Jika tidak mendapatkan segera alat bantu pernafasan yang disebut ventilator maka Irfan akan menghadapi risiko fatal. Persoalannya, bagaimana cara mendapatkannya? Harga ventilator tidak kurang dari Rp45 juta. Meski telah bekerja tanpa kenal waktu, gajinya cukup hanya untuk membiayai keluarganya setiap bulan. Ia tidak berdaya membeli ventilator. Hafiz, yang seakan berpacu dengan waktu, meminta tolong kepada semua kenalannya. Tapi uang yang terkumpul tetap belum memadai.
Dalam situasi yang sangat genting itu, tanpa diduga satu hari datanglah sebuah paket kecil ke rumahnya. Hafiz membukanya dan isinya adalah sebuah ventiltor baru. Si pengirim adalah Dr Vroom dari Belanda. Rupanya, dalam situasi tak berdaya, Hafiz sempat mengeluh kepada perempuan yang baik ini. Dr Vroom yang terkesan dengan situasi keluarga Hafiz, menghadiahkan sebuah ventilator baru kepada Irfan. Irfan, yang sedang menghadapi situasi antara hidup dan mati, merasa seperti datangnya seberkas cahaya menyerbu puncak kepalanya. Ia gembira, dan hidupnya merasa lebih mudah. Ia menganggap, Tuhan sangat baik kepadanya. Lebih-lebih ketika suatu hari, di rumahnya juga terpasang jaringan internet.
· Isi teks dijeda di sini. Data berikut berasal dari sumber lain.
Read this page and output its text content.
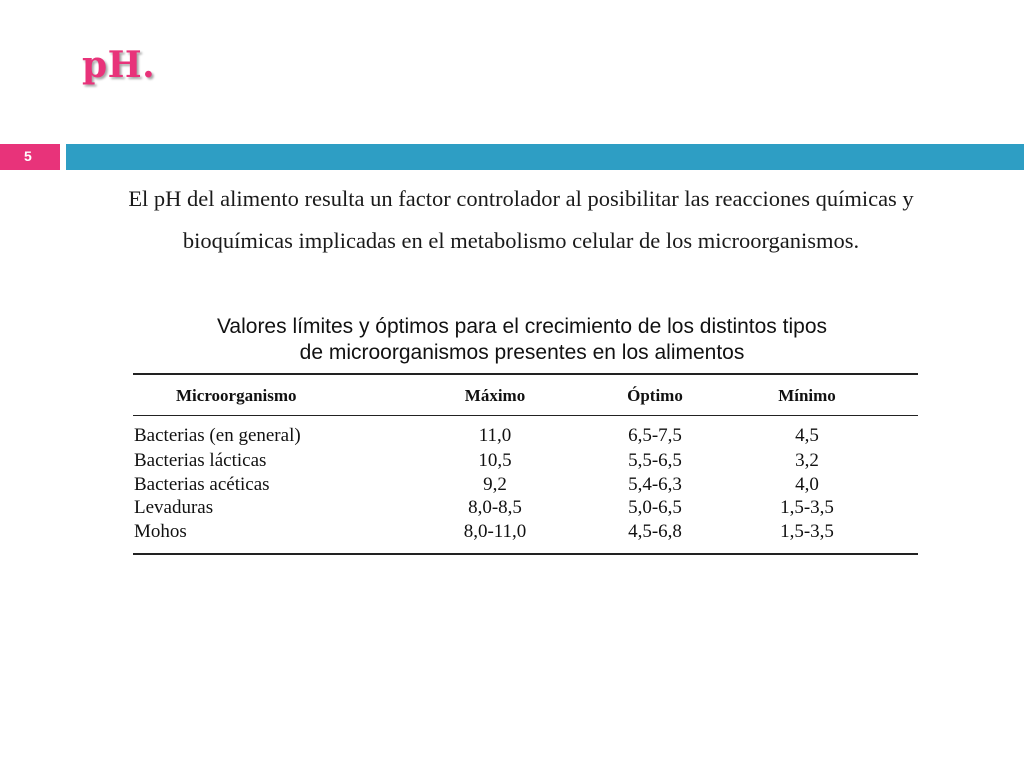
pH.
5

El pH del alimento resulta un factor controlador al posibilitar las reacciones químicas y bioquímicas implicadas en el metabolismo celular de los microorganismos.

Valores límites y óptimos para el crecimiento de los distintos tipos
de microorganismos presentes en los alimentos
Microorganismo	Máximo	Óptimo	Mínimo
Bacterias (en general)	11,0	6,5-7,5	4,5
Bacterias lácticas	10,5	5,5-6,5	3,2
Bacterias acéticas	9,2	5,4-6,3	4,0
Levaduras	8,0-8,5	5,0-6,5	1,5-3,5
Mohos	8,0-11,0	4,5-6,8	1,5-3,5
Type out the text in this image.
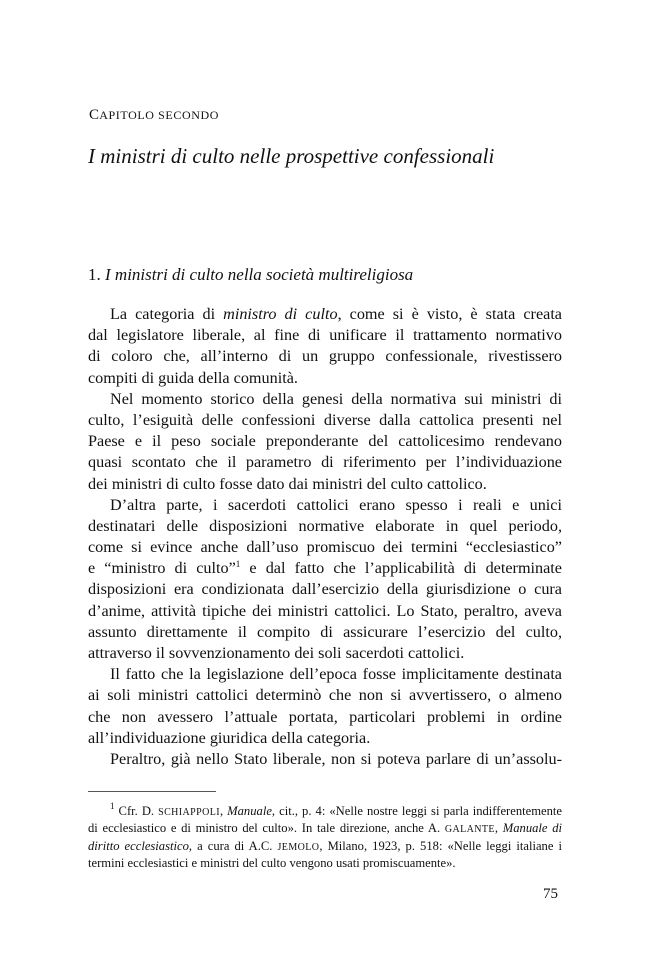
CAPITOLO SECONDO
I ministri di culto nelle prospettive confessionali
1. I ministri di culto nella società multireligiosa
La categoria di ministro di culto, come si è visto, è stata creata
dal legislatore liberale, al fine di unificare il trattamento normativo
di coloro che, all’interno di un gruppo confessionale, rivestissero
compiti di guida della comunità.
Nel momento storico della genesi della normativa sui ministri di
culto, l’esiguità delle confessioni diverse dalla cattolica presenti nel
Paese e il peso sociale preponderante del cattolicesimo rendevano
quasi scontato che il parametro di riferimento per l’individuazione
dei ministri di culto fosse dato dai ministri del culto cattolico.
D’altra parte, i sacerdoti cattolici erano spesso i reali e unici
destinatari delle disposizioni normative elaborate in quel periodo,
come si evince anche dall’uso promiscuo dei termini “ecclesiastico”
e “ministro di culto”$^1$ e dal fatto che l’applicabilità di determinate
disposizioni era condizionata dall’esercizio della giurisdizione o cura
d’anime, attività tipiche dei ministri cattolici. Lo Stato, peraltro, aveva
assunto direttamente il compito di assicurare l’esercizio del culto,
attraverso il sovvenzionamento dei soli sacerdoti cattolici.
Il fatto che la legislazione dell’epoca fosse implicitamente destinata
ai soli ministri cattolici determinò che non si avvertissero, o almeno
che non avessero l’attuale portata, particolari problemi in ordine
all’individuazione giuridica della categoria.
Peraltro, già nello Stato liberale, non si poteva parlare di un’assolu-
$^1$ Cfr. D. SCHIAPPOLI, Manuale, cit., p. 4: «Nelle nostre leggi si parla indifferentemente
di ecclesiastico e di ministro del culto». In tale direzione, anche A. GALANTE, Manuale di
diritto ecclesiastico, a cura di A.C. JEMOLO, Milano, 1923, p. 518: «Nelle leggi italiane i
termini ecclesiastici e ministri del culto vengono usati promiscuamente».
75
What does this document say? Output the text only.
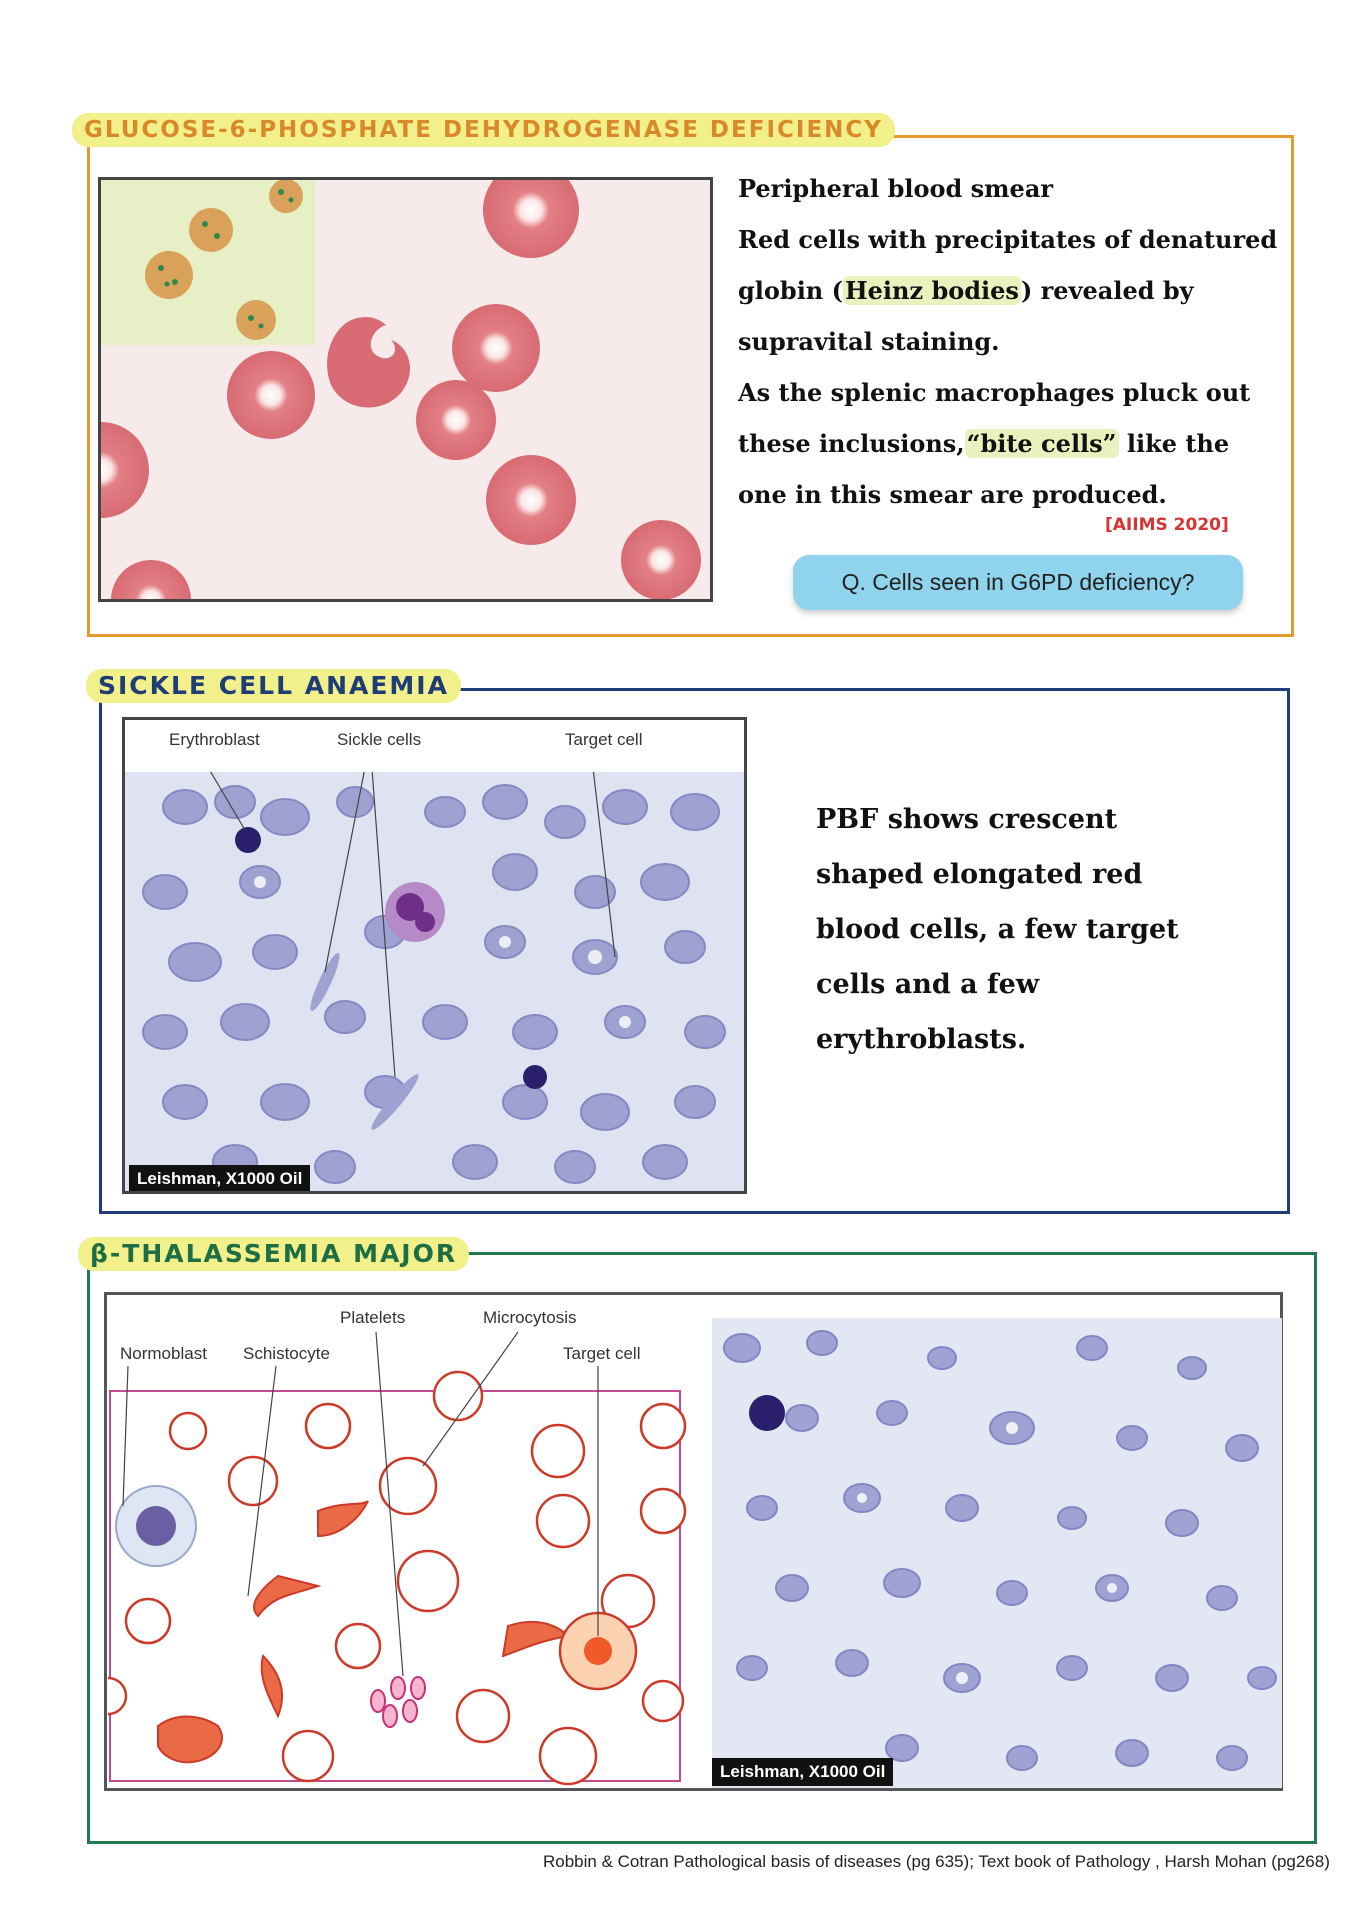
GLUCOSE-6-PHOSPHATE DEHYDROGENASE DEFICIENCY
Peripheral blood smear
Red cells with precipitates of denatured globin (Heinz bodies) revealed by supravital staining.
As the splenic macrophages pluck out these inclusions,“bite cells” like the one in this smear are produced.
[AIIMS 2020]
Q. Cells seen in G6PD deficiency?
SICKLE CELL ANAEMIA
Erythroblast	Sickle cells	Target cell
Leishman, X1000 Oil
PBF shows crescent shaped elongated red blood cells, a few target cells and a few erythroblasts.
β-THALASSEMIA MAJOR
Normoblast Schistocyte
Platelets	Microcytosis
Target cell
Leishman, X1000 Oil
Robbin & Cotran Pathological basis of diseases (pg 635); Text book of Pathology , Harsh Mohan (pg268)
Tapi meskipun ventilator datang, Irfan ambruk total dalam tahun itu: ia tidak bisa duduk lagi. Kini ia hanya berada di tempat tidur. Tapi seperti belum cukup penderitaan pemuda ini, karena semakin lama ia semakin sakit punggungnya, maka dokter menyarankan agar ia ditelungkupkan secara permenen. Dengan ditelungkupkan, Irfan merasa lebih nyaman. Tapi pemuda ini kini terlihat mengenaskan: tidur harus tertelungkup, mulutnya tersumbat alat pernapasan, dan tanpa bisa menggerakkan anggota tubuh sedikit pun lagi kecuali satu jarinya. Tapi anehnya, mata Irfan tetap cerah. Irfan belum menyerah.